Il ne faut toutefois pas s’attendre à lire de rassurantes résolutions de crimes. Borges donne peut-être la clef de ses énigmes mais chaque énigme en recouvre une autre. C’est le cas avec « La mort et la boussole », nouvelle préférée d’Harold Bloom et dans laquelle Robert Yergeau percevait l’« image exacte d’un monde qui bascule ». Le détective Erik Lönnrot, qui fait penser à Dupin, le détective raisonneur de Poe, tente d’élucider le meurtre d’un rabbin, bientôt suivi de deux autres homicides perpétrés dans des circonstances similaires. Lönnrot découvre la loi qui régit la série d’assassinats, le tétragramme. Il espère alors empêcher un quatrième meurtre et écrouer les assassins. Ce sont pourtant eux qui se saisissent de lui et l’exécutent.
« Faiseur de labyrinthes », a-t-on dit de Borges, en référence à un essai de 1965 d’Ana María Barrenechea et qui, avec Chez Borges (2003) d’Alberto Manguel, demeure l’une des meilleures introductions à son univers déboussolant, un univers reconnaissable à ses symboles (les miroirs, les labyrinthes, les tigres, les armes blanches ) et peuplé de bibliophiles et de bibliothécaires.
Comme Borges l’a dit : « Tout sort d’un livre, et tout finit dans un livre ». Lui-même bibliophage, il nous a légué une conception originale de la littérature, assimilant celle-ci à une vaste partition écrite par plusieurs mains, toutes époques et géographies confondues.

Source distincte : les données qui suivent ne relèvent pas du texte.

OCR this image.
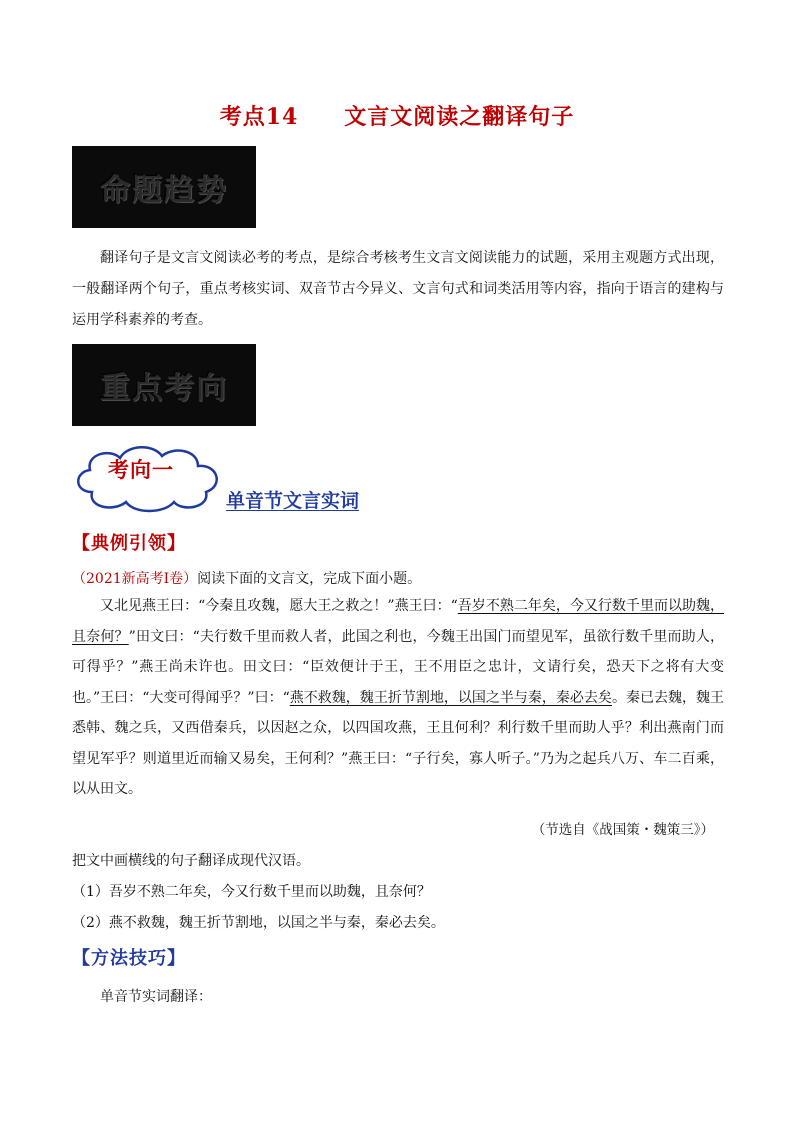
考点14　　文言文阅读之翻译句子
命题趋势
翻译句子是文言文阅读必考的考点，是综合考核考生文言文阅读能力的试题，采用主观题方式出现，一般翻译两个句子，重点考核实词、双音节古今异义、文言句式和词类活用等内容，指向于语言的建构与运用学科素养的考查。
重点考向
考向一
单音节文言实词
【典例引领】
（2021新高考Ⅰ卷）阅读下面的文言文，完成下面小题。
又北见燕王曰：“今秦且攻魏，愿大王之救之！”燕王曰：“吾岁不熟二年矣，今又行数千里而以助魏，且奈何？”田文曰：“夫行数千里而救人者，此国之利也，今魏王出国门而望见军，虽欲行数千里而助人，可得乎？”燕王尚未许也。田文曰：“臣效便计于王，王不用臣之忠计，文请行矣，恐天下之将有大变也。”王曰：“大变可得闻乎？”曰：“燕不救魏，魏王折节割地，以国之半与秦，秦必去矣。秦已去魏，魏王悉韩、魏之兵，又西借秦兵，以因赵之众，以四国攻燕，王且何利？利行数千里而助人乎？利出燕南门而望见军乎？则道里近而输又易矣，王何利？”燕王曰：“子行矣，寡人听子。”乃为之起兵八万、车二百乘，以从田文。
（节选自《战国策・魏策三》）
把文中画横线的句子翻译成现代汉语。
（1）吾岁不熟二年矣，今又行数千里而以助魏，且奈何？
（2）燕不救魏，魏王折节割地，以国之半与秦，秦必去矣。
【方法技巧】
单音节实词翻译：
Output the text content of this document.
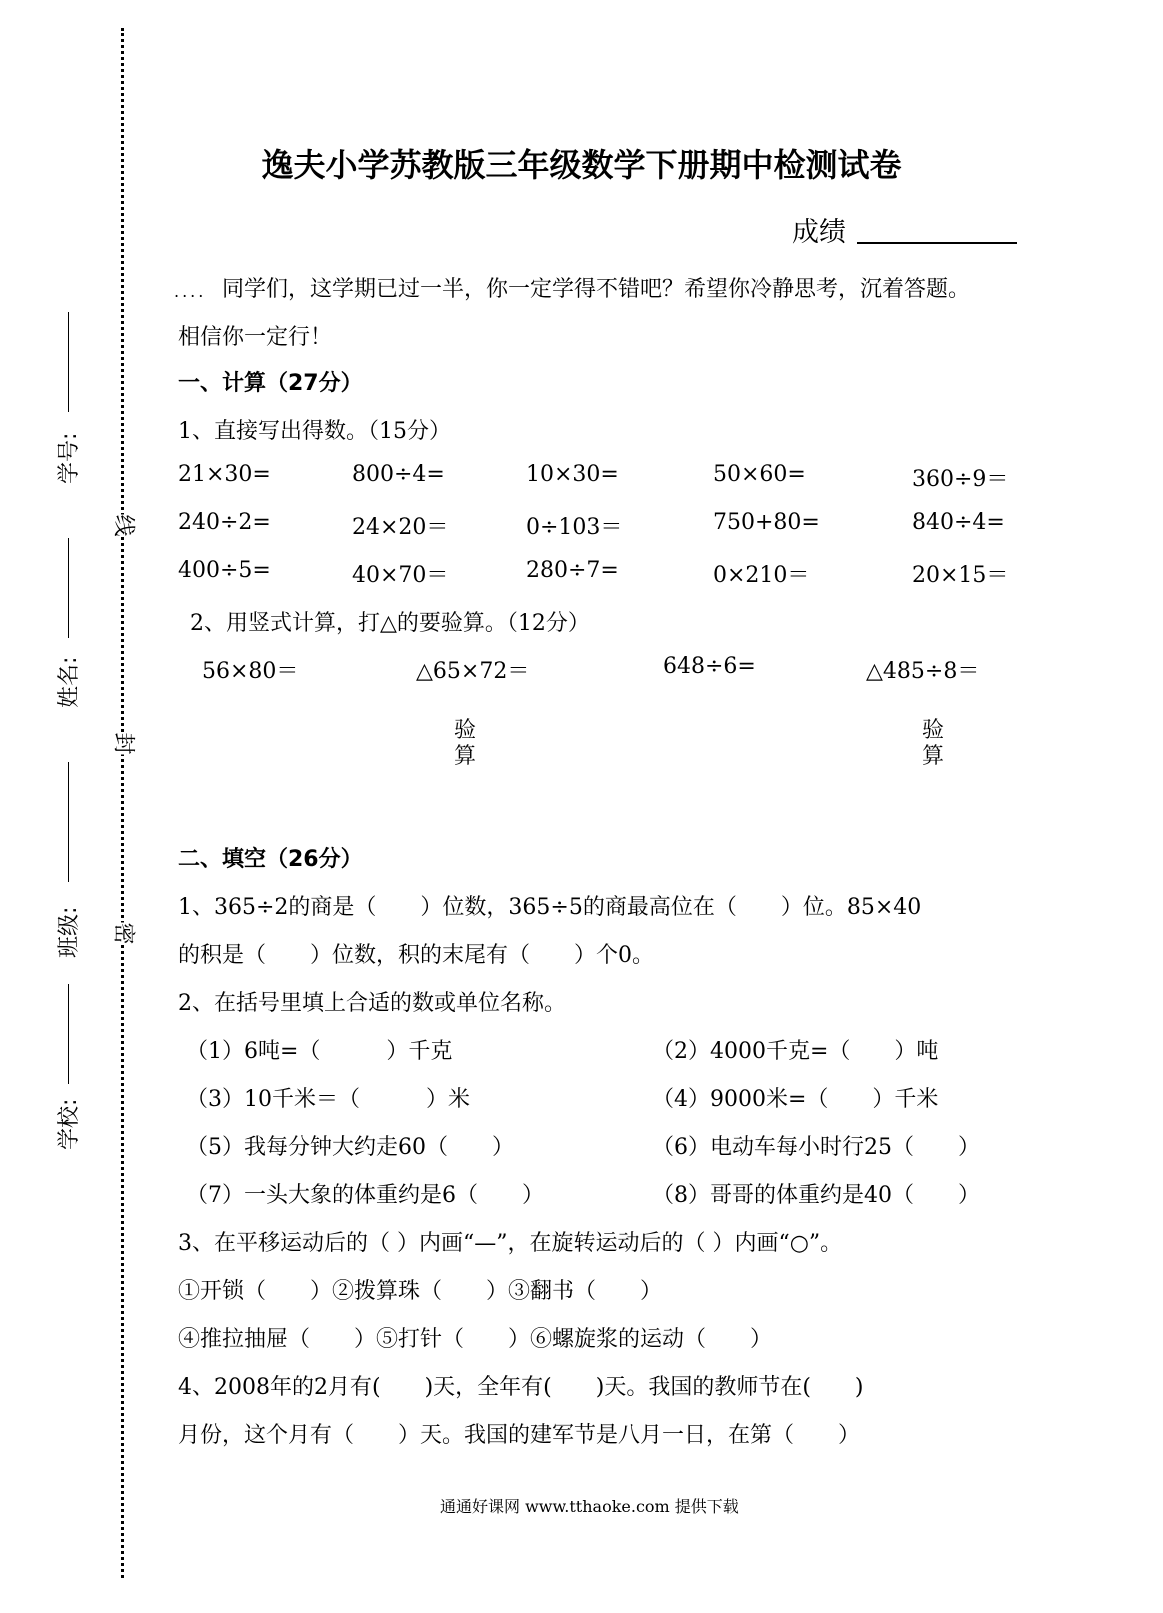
学号:
姓名:
班级:
学校:
线
封
密
逸夫小学苏教版三年级数学下册期中检测试卷
成绩
.... 同学们，这学期已过一半，你一定学得不错吧？希望你冷静思考，沉着答题。
相信你一定行！
一、计算（27分）
1、直接写出得数。（15分）
21×30=	800÷4=	10×30=	50×60=	360÷9＝
240÷2=	24×20＝	0÷103＝	750+80=	840÷4=
400÷5=	40×70＝	280÷7=	0×210＝	20×15＝
2、用竖式计算，打△的要验算。（12分）
56×80＝	△65×72＝	648÷6=	△485÷8＝
验算
验算
二、填空（26分）
1、365÷2的商是（　　）位数，365÷5的商最高位在（　　）位。85×40
的积是（　　）位数，积的末尾有（　　）个0。
2、在括号里填上合适的数或单位名称。
（1）6吨=（　　　）千克	（2）4000千克=（　　）吨
（3）10千米＝（　　　）米	（4）9000米=（　　）千米
（5）我每分钟大约走60（　　）	（6）电动车每小时行25（　　）
（7）一头大象的体重约是6（　　）	（8）哥哥的体重约是40（　　）
3、在平移运动后的（ ）内画“—”，在旋转运动后的（ ）内画“○”。
①开锁（　　）②拨算珠（　　）③翻书（　　）
④推拉抽屉（　　）⑤打针（　　）⑥螺旋浆的运动（　　）
4、2008年的2月有(　　)天，全年有(　　)天。我国的教师节在(　　)
月份，这个月有（　　）天。我国的建军节是八月一日，在第（　　）
通通好课网 www.tthaoke.com 提供下载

Avec Borges, la littérature appartient davantage aux lecteurs qu’aux auteurs. Borges n’a cessé de réinventer le bonheur que procurent les livres en réécrivant les lois de la réalité en fonction des lectures, parfois les plus folles, nées de son cerveau. Ses fictions nous entraînent ainsi dans de stupéfiantes aventures de l’esprit.
« Je soupçonne Borges d’avoir reçu l’infini de la littérature », écrivait Blanchot. Soupçonnons, à notre tour, la littérature d’avoir reçu de Borges l’infini.